Dabei ist es absolut wichtig, den Leuten eine gewisse Wertschätzung und einen respektvollen Umgang mit den Berichten zu vermitteln. Dazu gehört auch das Wording. Wenn ich eine Empfehlung schreibe, dann ist die nicht maßregelnd, urteilend oder in irgendeiner Form negativ bewertend formuliert, sondern rein sachlich. Unter anderem deshalb sprechen wir auch nicht von Fehlern oder Meldungen, weil das so negativ konnotiert ist, sondern von kritischen Ereignissen und Berichten.
Wissenschaftlich fundierte Empfehlungen
Rechtsdepesche: Wer schreibt denn die Empfehlungen zu den Berichten?
Sulmann: Die kommen von den Mitarbeiterinnen und Mitarbeitern des ZQP. Wir sind interdisziplinär aufgestellt und haben somit einige Fachleute hier, die auch einen pflegepraktischen Hintergrund haben.
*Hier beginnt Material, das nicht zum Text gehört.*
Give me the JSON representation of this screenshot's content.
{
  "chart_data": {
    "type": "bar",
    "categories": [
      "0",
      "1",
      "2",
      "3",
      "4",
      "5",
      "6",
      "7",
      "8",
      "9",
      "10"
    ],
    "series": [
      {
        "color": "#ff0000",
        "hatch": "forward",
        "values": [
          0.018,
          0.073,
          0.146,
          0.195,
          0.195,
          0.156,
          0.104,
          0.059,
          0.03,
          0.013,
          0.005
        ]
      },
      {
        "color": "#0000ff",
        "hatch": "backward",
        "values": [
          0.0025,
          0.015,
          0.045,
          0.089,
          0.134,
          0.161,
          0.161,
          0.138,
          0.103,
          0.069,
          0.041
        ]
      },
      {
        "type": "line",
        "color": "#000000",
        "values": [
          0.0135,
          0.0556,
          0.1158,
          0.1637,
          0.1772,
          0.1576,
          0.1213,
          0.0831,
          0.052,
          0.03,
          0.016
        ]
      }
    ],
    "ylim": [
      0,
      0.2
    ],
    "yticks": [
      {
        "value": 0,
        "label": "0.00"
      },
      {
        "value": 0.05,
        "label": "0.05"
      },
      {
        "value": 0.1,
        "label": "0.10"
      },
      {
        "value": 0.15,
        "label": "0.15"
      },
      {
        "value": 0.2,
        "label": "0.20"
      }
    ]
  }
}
Sei es aus dem Pflegemanagement oder den Pflegewissenschaften. Für das Schreiben der Empfehlungen haben wir ein redaktionelles Methodenpapier aufgestellt, das ein Sechs-Augen-Prinzip vorsieht.
Es gibt demnach immer eine Person, die den Bericht sichtet und eine Empfehlung erstellt. Danach geht das Schreiben an die nächste Person weiter, die für die Qualitätssicherung zuständig ist und die Empfehlung gegebenenfalls weiterentwickelt. In einem letzten Schritt wird dann eine abschließende Begutachtung vorgenommen, bevor die Empfehlung veröffentlicht wird.
„Goldgrube“ für die Lehre
Rechtsdepesche: Die dann hoffentlich auch den gewünschten Lerneffekt hat. Was für Rückmeldungen haben Sie bislang zu Ihrem Angebot bekommen?
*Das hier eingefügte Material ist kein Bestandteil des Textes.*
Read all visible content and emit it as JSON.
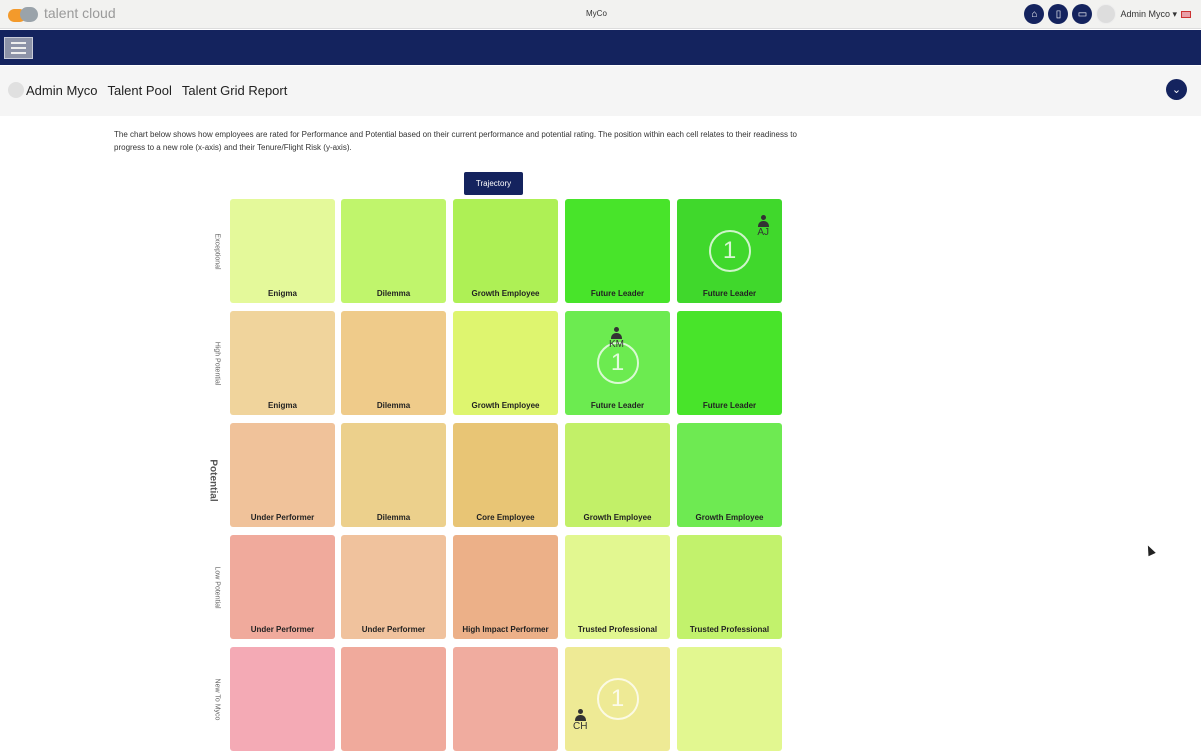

Sulmann: Insgesamt ist die Reaktion im Pflegesystem bisher positiv und unterstützend. Um hier aber vorläufig Bilanz zu ziehen, wie das Angebot angenommen wird, ist es noch zu früh. Das, was wir bisher an Rückmeldung bekommen haben, ist jedenfalls positiv. Zum Beispiel aus dem Bildungsbereich kommt positives Feedback. Da scheinen die Empfehlungen eine absolute Goldgrube zu sein, weil die Azubis oder Studierenden hierdurch reale Fallkonstellationen besprechen können und direkt auch die Lösung samt Quellen mit an die Hand gegeben bekommen.
Im Rahmen von Nutzertests wurden teils Bedenken geäußert, dass Pflegekräfte vielleicht in ein schlechtes Licht gerückt werden könnten, wenn im Pflege-CIRS berichtete Pflege-Fehler in der Öffentlichkeit aufgegriffen werden. Da ist – wie gesagt – ein sensibler, respektvoller Umgang und das entsprechende Wording entscheidend.
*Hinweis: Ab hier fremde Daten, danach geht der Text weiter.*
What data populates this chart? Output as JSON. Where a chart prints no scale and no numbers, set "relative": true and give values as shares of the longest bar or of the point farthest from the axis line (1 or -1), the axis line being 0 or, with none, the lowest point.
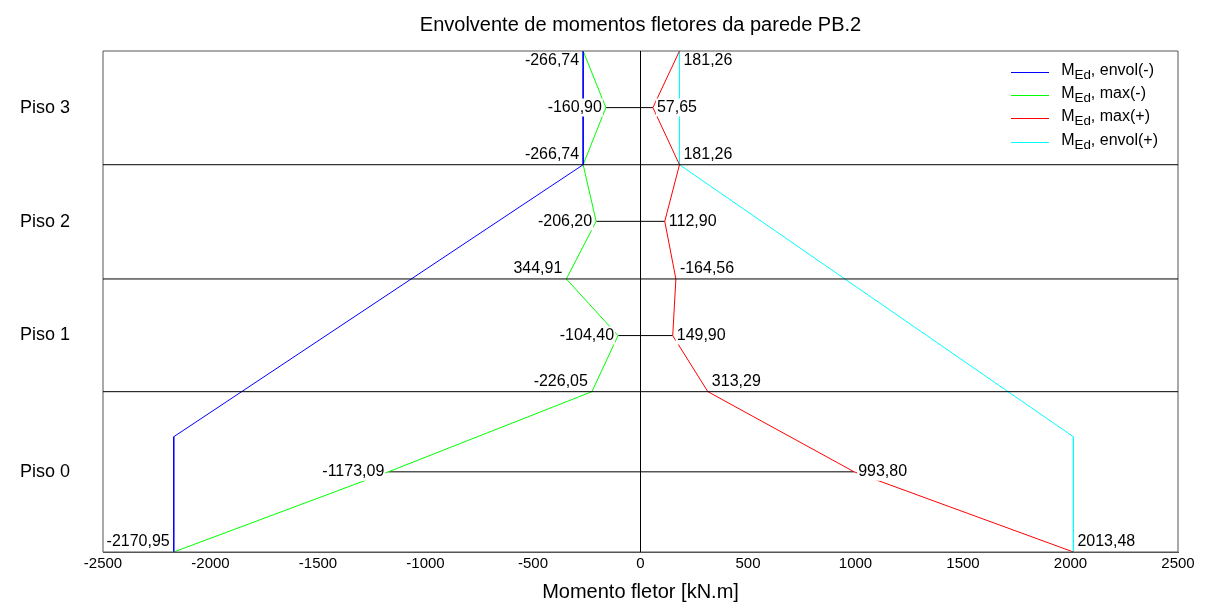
{
  "chart_data": {
    "type": "line",
    "title": "Envolvente de momentos fletores da parede PB.2",
    "xlabel": "Momento fletor [kN.m]",
    "xlim": [
      -2500,
      2500
    ],
    "xticks": [
      -2500,
      -2000,
      -1500,
      -1000,
      -500,
      0,
      500,
      1000,
      1500,
      2000,
      2500
    ],
    "relative": true,
    "grid": false,
    "legend": "top right",
    "marker": "none",
    "line_style": "solid",
    "series": [
      {
        "name": "M$_{Ed}$, envol(-)",
        "color": "#0000ff",
        "x": [
          -266.74,
          -266.74,
          -2170.95,
          -2170.95
        ],
        "values": [
          1,
          0.773,
          0.23,
          0
        ]
      },
      {
        "name": "M$_{Ed}$, max(-)",
        "color": "#00ff00",
        "x": [
          -266.74,
          -160.9,
          -266.74,
          -206.2,
          -344.91,
          -104.4,
          -226.05,
          -1173.09,
          -2170.95
        ],
        "values": [
          1,
          0.887,
          0.773,
          0.66,
          0.545,
          0.432,
          0.32,
          0.16,
          0
        ]
      },
      {
        "name": "M$_{Ed}$, max(+)",
        "color": "#ff0000",
        "x": [
          181.26,
          57.65,
          181.26,
          112.9,
          164.56,
          149.9,
          313.29,
          993.8,
          2013.48
        ],
        "values": [
          1,
          0.887,
          0.773,
          0.66,
          0.545,
          0.432,
          0.32,
          0.16,
          0
        ]
      },
      {
        "name": "M$_{Ed}$, envol(+)",
        "color": "#00ffff",
        "x": [
          181.26,
          181.26,
          2013.48,
          2013.48
        ],
        "values": [
          1,
          0.773,
          0.23,
          0
        ]
      },
      {
        "color": "#000000",
        "x": [
          -160.9,
          57.65
        ],
        "values": [
          0.887,
          0.887
        ]
      },
      {
        "color": "#000000",
        "x": [
          -206.2,
          112.9
        ],
        "values": [
          0.66,
          0.66
        ]
      },
      {
        "color": "#000000",
        "x": [
          -104.4,
          149.9
        ],
        "values": [
          0.432,
          0.432
        ]
      },
      {
        "color": "#000000",
        "x": [
          -1173.09,
          993.8
        ],
        "values": [
          0.16,
          0.16
        ]
      }
    ],
    "ref_lines": [
      {
        "axis": "x",
        "value": 0,
        "color": "#000000"
      },
      {
        "axis": "y",
        "value": 0.32,
        "color": "#000000"
      },
      {
        "axis": "y",
        "value": 0.545,
        "color": "#000000"
      },
      {
        "axis": "y",
        "value": 0.773,
        "color": "#000000"
      }
    ],
    "annotations": [
      "Piso 3",
      "Piso 2",
      "Piso 1",
      "Piso 0",
      {
        "text": "-266,74",
        "x": -266.74,
        "y": 1
      },
      {
        "text": "181,26",
        "x": 181.26,
        "y": 1
      },
      {
        "text": "-160,90",
        "x": -160.9,
        "y": 0.887
      },
      {
        "text": "57,65",
        "x": 57.65,
        "y": 0.887
      },
      {
        "text": "-266,74",
        "x": -266.74,
        "y": 0.773
      },
      {
        "text": "181,26",
        "x": 181.26,
        "y": 0.773
      },
      {
        "text": "-206,20",
        "x": -206.2,
        "y": 0.66
      },
      {
        "text": "112,90",
        "x": 112.9,
        "y": 0.66
      },
      {
        "text": "344,91",
        "x": -344.91,
        "y": 0.545
      },
      {
        "text": "-164,56",
        "x": 164.56,
        "y": 0.545
      },
      {
        "text": "-104,40",
        "x": -104.4,
        "y": 0.432
      },
      {
        "text": "149,90",
        "x": 149.9,
        "y": 0.432
      },
      {
        "text": "-226,05",
        "x": -226.05,
        "y": 0.32
      },
      {
        "text": "313,29",
        "x": 313.29,
        "y": 0.32
      },
      {
        "text": "-1173,09",
        "x": -1173.09,
        "y": 0.16
      },
      {
        "text": "993,80",
        "x": 993.8,
        "y": 0.16
      },
      {
        "text": "-2170,95",
        "x": -2170.95,
        "y": 0
      },
      {
        "text": "2013,48",
        "x": 2013.48,
        "y": 0
      }
    ]
  }
}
Starke Partner, große Pläne
Rechtsdepesche: Das ZQP arbeitet beim Pflege-CIRS auch mit einigen Kooperationspartnern wie der AWO und der Caritas zusammen. Wie bringen die sich ein und was ist für die Zukunft geplant?
Sulmann: Die Kooperationspartner haben uns zum einen bei der Entwicklung des CIRS beratend unterstützt und kommunizieren in Absprache mit uns auch darüber. Künftig werden wir sie ebenfalls einbeziehen, wenn es um die Weiterentwicklung geht. Ein solches Angebot wie das Pflege-CIRS gibt es ja bisher noch gar nicht, deshalb können wir nicht auf bisherige Erfahrungen zurückgreifen. Dementsprechend beobachten wir die Resonanz in den nächsten Jahren genau und passen unser Angebot möglichst an. Dazu gehört auch, dass wir über die Berichte und Empfehlungen hinaus, nach und nach immer mehr Praxismaterial über unsere Seite anbieten werden.
Zur Person: Daniela Sulmann ist Diplom-Pflegewirtin und examinierte Krankenschwester. Sie ist Geschäftsleiterin im Zentrum für Qualität in der Pflege (ZQP). Als Expertin für Pflegesicherheit war sie maßgeblich an der Entwicklung des Pflege-CIRS beteiligt, eines digitalen Berichts- und Lernsystems zur Förderung der Sicherheit in der Langzeitpflege.